Uprising in London causes unease about Olympics

Amid the riots, arson and pillaging in London that have brought international scrutiny and concern about safety for next year's Olympic Games, 2012 organizing committee chairman Sebastian Coe finally broke his silence Thursday and offered his assessment of security.

"There are lessons to be learned, and over the next year we will continue our contingency plans," he told the Associated Press. "They will deal with all sorts of things, including public disorder."

Public disorder? Sales of aluminum bats on Amazon's United Kingdom site went up 6,541 percent in a 24-hour period earlier this week, according to The Guardian newspaper, because people were using them to protect their property and businesses during the rampages.

But apparently, security is under control. You can almost picture Kevin Bacon in "Animal House'' declaring, "All is well!"

Whether the uprising will fester into next year remains to be seen. Officials are still uncertain of the cause, although it began Aug. 4 when police shot and killed a man in London's Tottenham neighborhood. Since then, the riots have spread to other parts of the city and to other towns, an unfolding calamity that has led to the cancellation of some sporting events.

Already, more than a thousand arrests have been made, and assurances have been delivered that London will be made safe for Olympic fans and competitors, even as officials try to understand the uprising's underlying cause. Everything from racial tension to economic despair to teenage bad manners has been offered as a possible explanation.

"We have a commitment to deliver a safe and secure Games, and we will do so," Olympics minister Hugh Robertson told the AP. "All the evidence shows this trouble is low-level criminality driven by messages on social networks and not some new, emerging security threat."

Maybe there's nothing more to it than that. And organizers have tried to go about their business of preparing for the Games and focusing on the mundane as the violence has persisted. Coe, discussing an online travel tool to aid fans, said recently, "Getting spectators to events on time and back home again is going to make a huge difference to how people remember the Games in years to come."

Frankly, if transportation is the only memorable issue at these Games, then they will be a success.

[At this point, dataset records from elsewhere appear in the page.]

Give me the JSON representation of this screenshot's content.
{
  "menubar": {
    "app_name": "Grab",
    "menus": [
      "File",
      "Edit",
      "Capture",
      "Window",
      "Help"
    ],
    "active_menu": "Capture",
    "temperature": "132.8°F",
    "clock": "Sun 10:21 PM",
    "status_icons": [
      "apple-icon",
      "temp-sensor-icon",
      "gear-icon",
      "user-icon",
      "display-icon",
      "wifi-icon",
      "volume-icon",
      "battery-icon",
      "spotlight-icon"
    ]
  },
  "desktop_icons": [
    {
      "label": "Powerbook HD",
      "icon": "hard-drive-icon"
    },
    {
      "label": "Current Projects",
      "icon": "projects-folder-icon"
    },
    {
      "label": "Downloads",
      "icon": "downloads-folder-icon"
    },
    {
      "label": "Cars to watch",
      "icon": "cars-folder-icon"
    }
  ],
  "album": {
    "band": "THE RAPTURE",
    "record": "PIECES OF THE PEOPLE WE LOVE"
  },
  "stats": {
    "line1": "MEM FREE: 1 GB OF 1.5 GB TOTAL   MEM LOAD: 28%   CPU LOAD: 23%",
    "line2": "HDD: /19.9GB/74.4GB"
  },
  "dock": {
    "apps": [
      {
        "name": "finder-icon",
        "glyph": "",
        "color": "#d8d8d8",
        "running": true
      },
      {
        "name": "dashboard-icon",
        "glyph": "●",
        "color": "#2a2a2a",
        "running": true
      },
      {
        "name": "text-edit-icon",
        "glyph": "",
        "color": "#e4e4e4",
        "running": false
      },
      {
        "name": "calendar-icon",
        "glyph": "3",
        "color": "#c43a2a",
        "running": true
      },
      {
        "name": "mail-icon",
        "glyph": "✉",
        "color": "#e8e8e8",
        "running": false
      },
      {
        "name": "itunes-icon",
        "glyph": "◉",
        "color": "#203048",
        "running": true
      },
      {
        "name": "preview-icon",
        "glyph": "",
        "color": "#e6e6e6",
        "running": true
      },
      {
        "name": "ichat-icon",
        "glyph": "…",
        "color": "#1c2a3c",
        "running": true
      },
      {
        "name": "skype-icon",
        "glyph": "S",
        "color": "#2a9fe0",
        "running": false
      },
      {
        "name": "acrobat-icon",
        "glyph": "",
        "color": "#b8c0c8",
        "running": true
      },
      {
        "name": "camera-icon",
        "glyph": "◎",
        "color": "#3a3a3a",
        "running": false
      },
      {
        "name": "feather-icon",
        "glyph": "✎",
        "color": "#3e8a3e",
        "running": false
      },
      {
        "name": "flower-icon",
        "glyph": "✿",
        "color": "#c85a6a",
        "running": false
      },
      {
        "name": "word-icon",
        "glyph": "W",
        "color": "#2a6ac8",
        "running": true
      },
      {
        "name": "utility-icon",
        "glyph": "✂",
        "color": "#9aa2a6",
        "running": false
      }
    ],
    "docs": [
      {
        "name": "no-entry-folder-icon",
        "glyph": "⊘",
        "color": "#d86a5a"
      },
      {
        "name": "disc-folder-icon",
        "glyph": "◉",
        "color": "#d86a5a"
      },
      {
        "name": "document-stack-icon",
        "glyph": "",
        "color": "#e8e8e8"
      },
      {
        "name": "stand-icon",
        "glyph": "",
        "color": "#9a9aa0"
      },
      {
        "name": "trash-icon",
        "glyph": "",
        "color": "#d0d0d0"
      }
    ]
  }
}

But history warns us to brace ourselves anyway, given the stark reality that the Games could once again be the platform and London the stage for someone with a cause to turn a sporting event into a political statement. It has happened before, from the terrorist attack at Munich in 1972 to the bombing at Centennial Olympic Park in Atlanta in 1996, and there's no reason to assume it won't happen again.

And uprising or not, expect the 2012 Games will go on as scheduled. The Games haven't been canceled since 1940 and '44, during World War II. It's hard to imagine that happening again, despite multiple wars, economic upheaval and political unrest everywhere in the world today. The Olympics are big business now, too big for us to believe they would be canceled no matter what is going on outside the bubble.

That's not to say they should be canceled now or in the future. No one wants to give in to fear.

But by now it is too much to hope that sports and politics can separate long enough to let the Games be just about the games. The question, then, is how much are we willing to sacrifice to keep on playing? Where's the line? China was scorned as it banned protests, arrested dissidents and employed 100,000 police officers during the 2008 Games in Beijing. In London, as many as 16,000 officers have been mobilized to put down the current uprising, a show of force that offers the promise that police will assure safety next year during the Olympics.

If we need to live in a virtual police state every few years at these Games, then that old Olympic ideal of building a more peaceful and better world through sport is no longer feasible. Of course, with so much focus now on individual glory, patriotism and the money to be made at the Games, maybe that doesn't even matter anymore.